One more thing: never hesitate to ask a New Yorker (they're the ones walking really fast and not looking at a map) for directions. You will find that if you ask one person for directions while on the subway, a half dozen others will chime in with suggestions ("No, don't take the A, take the 2 to Park Place and change to the N/R.")
posted by La Cieca at 1:14 PM on July 11, 2013 [1 favorite]

Best answer: If you want to meet other mefites, NYC has an impressively full IRL calendar so be sure to switch your current location to NYC and you'll see the weekly Brooklyn meetups, the monthly games meetups and so on.

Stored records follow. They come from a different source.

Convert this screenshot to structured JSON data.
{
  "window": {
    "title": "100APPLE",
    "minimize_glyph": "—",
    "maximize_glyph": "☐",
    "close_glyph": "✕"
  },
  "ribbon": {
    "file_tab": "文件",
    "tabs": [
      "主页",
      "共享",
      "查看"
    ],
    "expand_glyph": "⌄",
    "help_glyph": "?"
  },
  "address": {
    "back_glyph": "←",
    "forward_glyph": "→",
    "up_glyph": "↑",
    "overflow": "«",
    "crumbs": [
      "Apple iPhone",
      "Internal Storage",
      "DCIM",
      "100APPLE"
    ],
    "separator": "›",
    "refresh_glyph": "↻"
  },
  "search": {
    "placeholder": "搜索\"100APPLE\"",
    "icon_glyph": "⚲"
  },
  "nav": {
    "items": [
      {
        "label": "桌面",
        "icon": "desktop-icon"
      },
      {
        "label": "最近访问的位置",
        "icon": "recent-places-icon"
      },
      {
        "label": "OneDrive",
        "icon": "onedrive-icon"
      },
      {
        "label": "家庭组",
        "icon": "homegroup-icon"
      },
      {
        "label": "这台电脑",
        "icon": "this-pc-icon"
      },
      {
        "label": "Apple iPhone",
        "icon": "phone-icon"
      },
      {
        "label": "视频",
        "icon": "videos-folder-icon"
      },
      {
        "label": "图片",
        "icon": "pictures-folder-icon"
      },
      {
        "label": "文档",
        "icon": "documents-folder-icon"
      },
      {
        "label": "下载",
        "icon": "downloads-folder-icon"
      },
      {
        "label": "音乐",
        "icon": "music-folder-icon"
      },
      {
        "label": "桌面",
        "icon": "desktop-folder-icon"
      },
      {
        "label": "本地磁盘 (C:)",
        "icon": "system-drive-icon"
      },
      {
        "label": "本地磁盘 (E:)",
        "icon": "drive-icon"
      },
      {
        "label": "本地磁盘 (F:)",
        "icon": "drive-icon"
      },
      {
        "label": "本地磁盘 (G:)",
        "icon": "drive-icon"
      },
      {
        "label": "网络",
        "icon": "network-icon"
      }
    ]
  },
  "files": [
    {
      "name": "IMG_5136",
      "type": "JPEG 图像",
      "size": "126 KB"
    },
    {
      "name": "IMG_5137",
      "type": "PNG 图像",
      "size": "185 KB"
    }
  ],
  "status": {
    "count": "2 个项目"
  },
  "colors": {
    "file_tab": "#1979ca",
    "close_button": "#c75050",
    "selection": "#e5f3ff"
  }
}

Go to the High Line; try to go earlier in the morning so it won't be so crowded.
posted by sciencegeek at 4:20 PM on July 11, 2013

Best answer: One other thing about directions- also get Hopstop or some other utility, Google Maps consistently fails whenever work is being done on a line. Take a look at either the MTA webpage or the signs in the stations to see if work is being done on any train you are taking. If it is, double check with Hopstop.
posted by Hactar at 7:41 AM on July 12, 2013

As much as I like Fairway, I should warn you that the 74th Street store is a ZOO. It's open until 1 a.m., so go as late as you can manage.
posted by computech_apolloniajames at 8:03 AM on July 13, 2013

Response by poster: UPDATE: So, I'm almost a week into this adventure. Here's what I know.
  • The Richard Tucker Square farmer's market is lovely and really close by.
  • For $10, one can get mac and cheese topped with burnt ends chili, a small chocolate banana pudding and a bottle of water at Mexicue.
  • For $5, one can get a cheeseburger, small fries and a bottle of water off the Wendy's value menu.
  • The post office steps across from MSG are a good place to gather with friends and eat lunch on nice days for when you figure out bringing lunch is your cheapest option.
  • EmbarkNYC, HopStop, Uptown and Google Maps (and a smart phone) are invaluable if you are unfamiliar with how to navigate mass transit.
  • Uptown stations are across the street from downtown stations.
  • Read the signs on the subway stations, also on the trains. Uptown != Downtown. 1 != 2.
  • Having an unlimited weekly Metro Card makes you feel less stupid if you forget the previous rule.
  • Levain cookies are pretty awesome.
  • Triple Crown Bar has discounted beers for improvisers.
  • When UCB's website says Harold night is sold out, what it really means is get on the standby line and you will almost certainly have a seat.
  • Tuesday - Thursday shows at Magnet are a good deal.
  • Water is a big deal. Carry some to drink, carry an umbrella to keep it off the rest of you. Also, bottled water is $1 some places and $2 other places. Also, people selling umbrellas appear magically fast once the rain starts.
  • The Trader Joe's line DOES move fast!
  • It is humid as hell in NYC in August.
In other words, you guys know your stuff.